New Work“ als Instrument subtiler (Ver)Führung?

Unter Nutzung von Begrifflichkeiten wie „menschliche Führung“ „Potentialentfaltung“, „Führung auf Augenhöhe“ wird bei Mitarbeitenden die Illusion geweckt und vorgetäuscht, dass sie persönlich als Subjekte im Unternehmen „gemeint“ sind und hier in einer Gemeinschaft ihre persönlichen Potentiale und Stärken entfalten dürfen und können, um Sinnerfahrung im Arbeitszusammenhang zu erleben.

Diese Illusion führt in die Desillusionierung und zur Ent-Täuschung, da die damit geweckten Erwartungen in einem Wirtschaftsunternehmen, das dem Unternehmenszweck der Eigentümer folgt, nur (sehr) begrenzt erfüllt werden können.

Das „Gärtnermodell der Führung“ ermöglicht Unternehmensleitungen eine (den veränderten wirtschaftlichen, technologischen und gesellschaftlichen Gegebenheiten angepasste) optimalere Nutzung, Steuerung und Steigerung von Arbeitspotentialen und Arbeitsleistung der Mitarbeitenden. Die Unternehmensleitung definiert die Bereiche innerhalb der Organisation, in denen eine „kontrollierte“ Autonomie (beachte das Paradox) der Mitarbeitenden praktiziert werden soll und sie schließt dabei zugleich andere Bereiche aus, die weiterhin direktiv geführt werden. Sie wirkt so bereits bei der Einführung neuer Organisations- und Führungskonzepte kanalisierend, reglementierend und determinierend.

Bei den Strategien des „Empowerments“ incl. des Konzepts der „Selbst-Führung“ wird der Anschein erweckt, als sei (direktive hierarchische) Führung abgeschafft. Sie wird jedoch in (Netzwerk)Strukturen, Prozesse sowie in die Selbstorganisation des Teams überführt und damit verlagert. Sollten die damit verbundenen Erwartungen an Steigerung der Kreativität, Innovation und Produktivität nicht erfüllt werden, kann sie jederzeit wieder in ihre direktive Form zurückgeführt werden.

Die ursprüngliche Idee von „New Work“:
„Die Menschen das tun lassen, was sie wirklich, wirklich wollen“.

Frithjof Bergmann entwickelte in den 80er Jahren das Konzept von „New Work“ in den USA schwerpunktmäßig für General Motors.
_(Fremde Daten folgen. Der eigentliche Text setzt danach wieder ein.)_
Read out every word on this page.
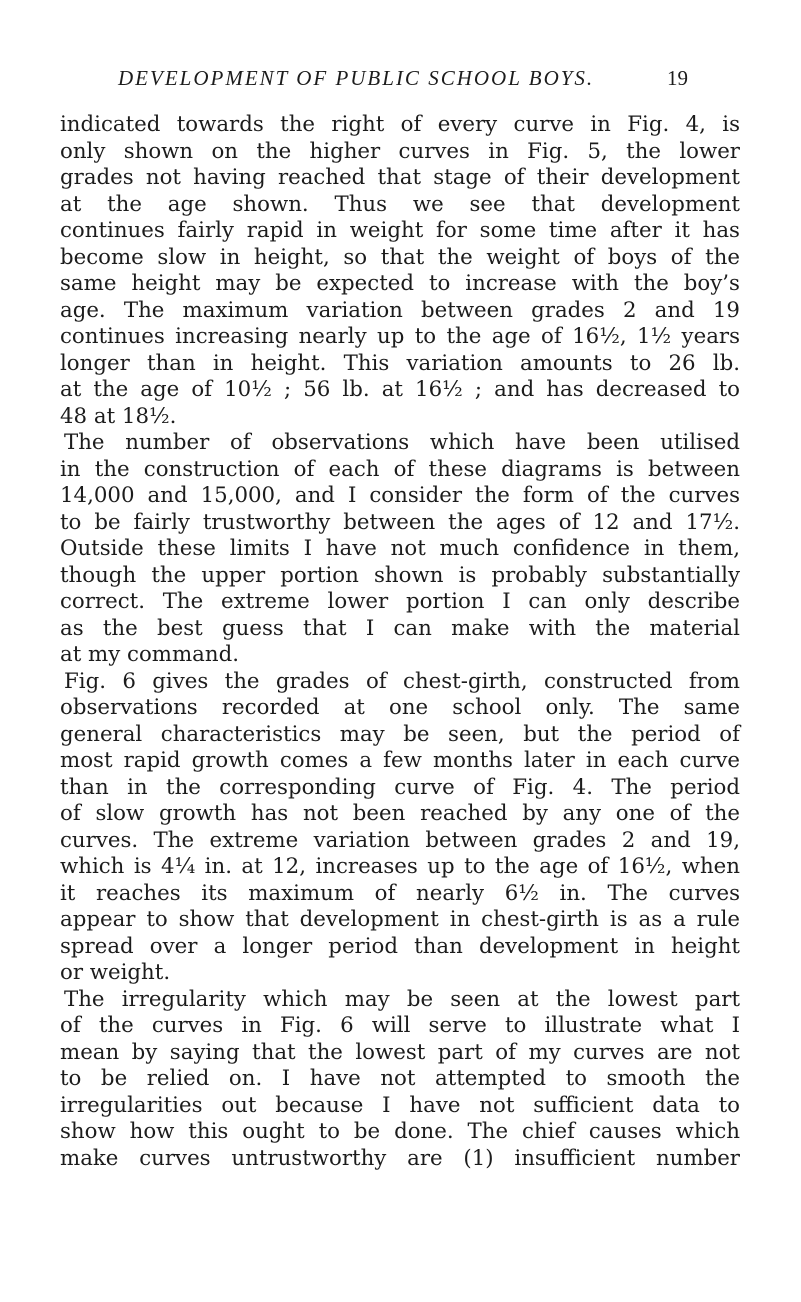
DEVELOPMENT OF PUBLIC SCHOOL BOYS.	19
indicated towards the right of every curve in Fig. 4, is
only shown on the higher curves in Fig. 5, the lower
grades not having reached that stage of their development
at the age shown. Thus we see that development
continues fairly rapid in weight for some time after it has
become slow in height, so that the weight of boys of the
same height may be expected to increase with the boy’s
age. The maximum variation between grades 2 and 19
continues increasing nearly up to the age of 16½, 1½ years
longer than in height. This variation amounts to 26 lb.
at the age of 10½ ; 56 lb. at 16½ ; and has decreased to
48 at 18½.
The number of observations which have been utilised
in the construction of each of these diagrams is between
14,000 and 15,000, and I consider the form of the curves
to be fairly trustworthy between the ages of 12 and 17½.
Outside these limits I have not much confidence in them,
though the upper portion shown is probably substantially
correct. The extreme lower portion I can only describe
as the best guess that I can make with the material
at my command.
Fig. 6 gives the grades of chest-girth, constructed from
observations recorded at one school only. The same
general characteristics may be seen, but the period of
most rapid growth comes a few months later in each curve
than in the corresponding curve of Fig. 4. The period
of slow growth has not been reached by any one of the
curves. The extreme variation between grades 2 and 19,
which is 4¼ in. at 12, increases up to the age of 16½, when
it reaches its maximum of nearly 6½ in. The curves
appear to show that development in chest-girth is as a rule
spread over a longer period than development in height
or weight.
The irregularity which may be seen at the lowest part
of the curves in Fig. 6 will serve to illustrate what I
mean by saying that the lowest part of my curves are not
to be relied on. I have not attempted to smooth the
irregularities out because I have not sufficient data to
show how this ought to be done. The chief causes which
make curves untrustworthy are (1) insufficient number
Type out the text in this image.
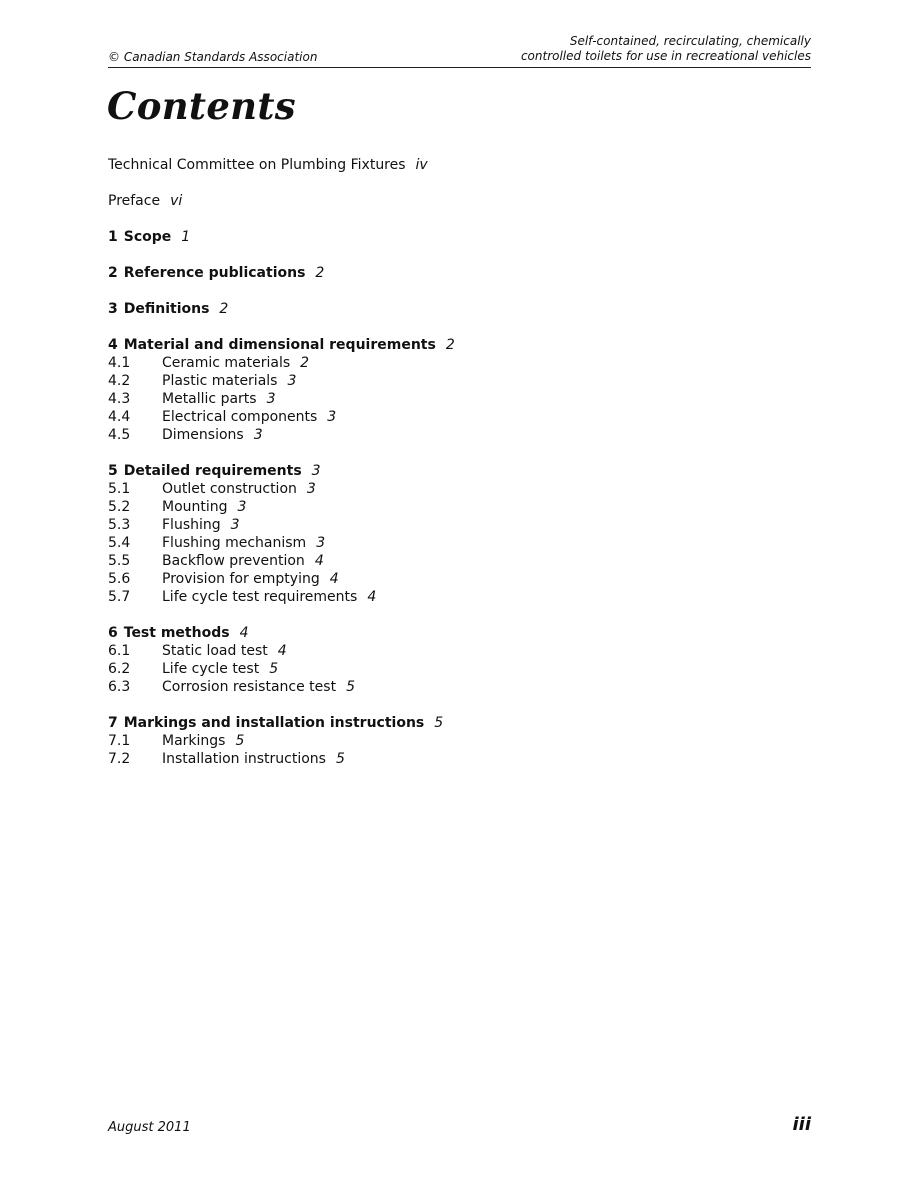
© Canadian Standards Association
Self-contained, recirculating, chemically
controlled toilets for use in recreational vehicles
Contents
Technical Committee on Plumbing Fixtures iv
Preface vi
1 Scope 1
2 Reference publications 2
3 Definitions 2
4 Material and dimensional requirements 2
4.1	Ceramic materials 2
4.2	Plastic materials 3
4.3	Metallic parts 3
4.4	Electrical components 3
4.5	Dimensions 3
5 Detailed requirements 3
5.1	Outlet construction 3
5.2	Mounting 3
5.3	Flushing 3
5.4	Flushing mechanism 3
5.5	Backflow prevention 4
5.6	Provision for emptying 4
5.7	Life cycle test requirements 4
6 Test methods 4
6.1	Static load test 4
6.2	Life cycle test 5
6.3	Corrosion resistance test 5
7 Markings and installation instructions 5
7.1	Markings 5
7.2	Installation instructions 5
August 2011	iii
In einem Interview mit der FAZ vom 22.06.2019 beschreibt er seine ursprüngliche Idee und ihre Anwendung in der aktuellen betrieblichen Praxis. Seine Aussagen sprechen für sich:

„Die ursprüngliche Idee war, die Menschen teilweise Arbeit tun zu lassen, die sie wirklich, wirklich wollen. Der Unterschied ist sehr groß zu dem, was sich daraus entwickelt hat. Mein Vorschlag an GE war, dass die Leute die Hälfte ihrer Arbeitszeit wie zuvor machen und in der anderen Hälfte freigestellt werden sollten, damit sie in der Hälfte das tun, was sie wirklich, wirklich wollen. Der Ausdruck „Neue Arbeit“ wird heute in vielen Betrieben angepriesen. Aber um das „Wollen“ geht es nicht“. (…).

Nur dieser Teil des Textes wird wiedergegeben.